8 RETIPS in the Context of a Larger Organizational Learning Framework

RETIPS is designed as an artifact of the ‘new thinking’ towards proactive learning in resilient systems. The organizational hooks mentioned earlier are but a few ways in which RETIPS was introduced into the hospital’s learning processes. Going forward, RETIPS could be part of a larger organizational learning framework, complementing other information-sharing pathways by emphasizing the focus on learning proactively about how things go well in everyday work. Other organizational hooks that could be opportunistically leveraged include:

  1. 1.

    Departmental Morbidity and Mortality (M&M) Conferences: These could be used to describe and discuss examples of everyday performance variability, including those identified through RETIPS.

  2. 2.

    Combined Safety Grand Rounds: This is a forum where the entire Perioperative community (periop services, surgery, anesthesia, ortho surgery, OB/GYN) come together for a lecture or activity on patient safety. Some of these could be devoted to clinical resilience, and may be a way to incentivize staff to provide ‘stories of resilience’ that would be called out in this forum.

  3. 3.

    Simulation: Debriefs during simulation exercises could be focused more on what went well rather than just areas for improvement in the technical and nontechnical work so that individuals and teams can discuss aspects of their actions and workflows which contribute to safe patient care.

  4. 4.

    Lecture: Numerous opportunities are available, especially at teaching hospitals, with residents, staff, and students to introduce them to concepts of resilience and how they relate to everyday clinical work, quality of care, and patient safety.

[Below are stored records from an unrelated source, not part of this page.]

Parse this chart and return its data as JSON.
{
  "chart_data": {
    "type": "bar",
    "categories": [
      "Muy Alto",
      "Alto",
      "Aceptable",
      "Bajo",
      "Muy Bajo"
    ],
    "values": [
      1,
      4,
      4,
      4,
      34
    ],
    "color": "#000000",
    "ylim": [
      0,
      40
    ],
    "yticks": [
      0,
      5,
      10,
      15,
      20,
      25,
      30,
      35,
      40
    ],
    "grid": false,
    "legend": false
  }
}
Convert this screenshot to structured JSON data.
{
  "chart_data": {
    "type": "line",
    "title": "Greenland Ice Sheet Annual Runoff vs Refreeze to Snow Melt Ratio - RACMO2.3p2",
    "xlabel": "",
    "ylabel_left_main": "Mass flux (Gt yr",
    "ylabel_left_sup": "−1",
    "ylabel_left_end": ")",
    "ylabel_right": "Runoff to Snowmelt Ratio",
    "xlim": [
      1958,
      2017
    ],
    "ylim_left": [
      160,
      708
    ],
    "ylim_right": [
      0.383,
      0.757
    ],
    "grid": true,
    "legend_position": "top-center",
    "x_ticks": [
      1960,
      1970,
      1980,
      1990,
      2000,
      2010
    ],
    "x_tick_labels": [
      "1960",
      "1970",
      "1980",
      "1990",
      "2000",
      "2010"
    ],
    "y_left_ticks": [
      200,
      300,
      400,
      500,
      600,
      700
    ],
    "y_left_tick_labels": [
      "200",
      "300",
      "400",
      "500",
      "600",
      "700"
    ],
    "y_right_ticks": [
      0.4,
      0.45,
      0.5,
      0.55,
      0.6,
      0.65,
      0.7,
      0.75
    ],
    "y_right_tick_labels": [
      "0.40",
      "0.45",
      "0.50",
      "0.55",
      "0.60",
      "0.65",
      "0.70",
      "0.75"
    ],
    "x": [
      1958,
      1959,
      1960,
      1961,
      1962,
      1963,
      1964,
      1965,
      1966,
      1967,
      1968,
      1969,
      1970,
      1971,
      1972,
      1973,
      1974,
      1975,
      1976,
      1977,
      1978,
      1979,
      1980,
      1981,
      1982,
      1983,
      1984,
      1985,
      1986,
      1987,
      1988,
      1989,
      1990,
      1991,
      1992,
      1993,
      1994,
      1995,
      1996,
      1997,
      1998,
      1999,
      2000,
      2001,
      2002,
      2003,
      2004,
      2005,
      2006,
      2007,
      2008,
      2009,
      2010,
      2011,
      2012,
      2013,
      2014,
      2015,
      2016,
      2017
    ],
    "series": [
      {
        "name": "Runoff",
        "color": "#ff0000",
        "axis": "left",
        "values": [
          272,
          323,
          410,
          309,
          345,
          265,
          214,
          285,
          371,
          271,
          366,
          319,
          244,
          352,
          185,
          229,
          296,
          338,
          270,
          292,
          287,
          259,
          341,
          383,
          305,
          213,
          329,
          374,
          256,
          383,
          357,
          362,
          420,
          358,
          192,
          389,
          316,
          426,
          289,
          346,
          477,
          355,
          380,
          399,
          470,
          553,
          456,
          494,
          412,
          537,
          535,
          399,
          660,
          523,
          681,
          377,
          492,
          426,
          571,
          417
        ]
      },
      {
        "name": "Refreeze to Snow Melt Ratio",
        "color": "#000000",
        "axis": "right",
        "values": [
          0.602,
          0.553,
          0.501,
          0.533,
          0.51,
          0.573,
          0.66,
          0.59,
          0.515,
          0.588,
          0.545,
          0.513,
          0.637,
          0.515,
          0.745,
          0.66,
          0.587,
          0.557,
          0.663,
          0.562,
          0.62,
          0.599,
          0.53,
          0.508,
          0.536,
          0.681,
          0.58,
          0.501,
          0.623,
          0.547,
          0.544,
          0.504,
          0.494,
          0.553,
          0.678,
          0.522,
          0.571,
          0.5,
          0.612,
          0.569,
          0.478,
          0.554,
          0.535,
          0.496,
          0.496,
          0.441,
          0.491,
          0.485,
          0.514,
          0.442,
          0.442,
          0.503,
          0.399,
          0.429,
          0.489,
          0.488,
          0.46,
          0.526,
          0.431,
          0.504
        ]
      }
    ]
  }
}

As mentioned in the ‘Reflections’ sections earlier, the leadership would have to be involved in facilitating reporting and conversations with RETIPS through the existing learning pathways. Appropriate incentives can be identified based on the type of staff (e.g., residents, attendings, nurses, technicians), area or clinical specialty, organizational level, and other factors. The course credit for residents used in our pilot implementation is an example. Other incentives can include formal recognitions and awards. Data from various areas of the hospital can be analyzed under a common analytic framework with a ‘resilience lens’. Such analysis would involve identifying patterns, including adaptations, resource usage, and communication. These patterns further inform the recognition of resource needs, process redesign requirements, policy changes, etc. for various concept-driven goals, such as reducing brittleness and improving adaptive capacity.

9 Conclusion

RETIPS, a previously developed lesson-sharing tool based on Safety-II and Resilience Engineering principles was revised and reconfigured, based on feedback from clinicians, in terms of relevance and practicality within the hospital setting. The revised version of the tool, RETIPS-AnRes, was disseminated on a pilot basis to anesthesia interns as part of the curriculum of a one-week course on quality improvement. The implementation validated the design in that the responses were aligned with the purpose of the tool, which was to learn about how things go well in everyday clinical work. Further, the tool was adapted for a specific clinical issue – difficult intubation and airway management. Reflecting on the overall experience of implementing RETIPS, we summarize key takeaways for operationalizing the tool in hospital settings. This work demonstrates the potential for RETIPS as a means for proactive organizational learning in healthcare, widening the focus beyond adverse events and near misses. The potential for wider and longer-term implementation of RETIPS within a larger organizational framework for learning about resilience in frontline medical work is also discussed.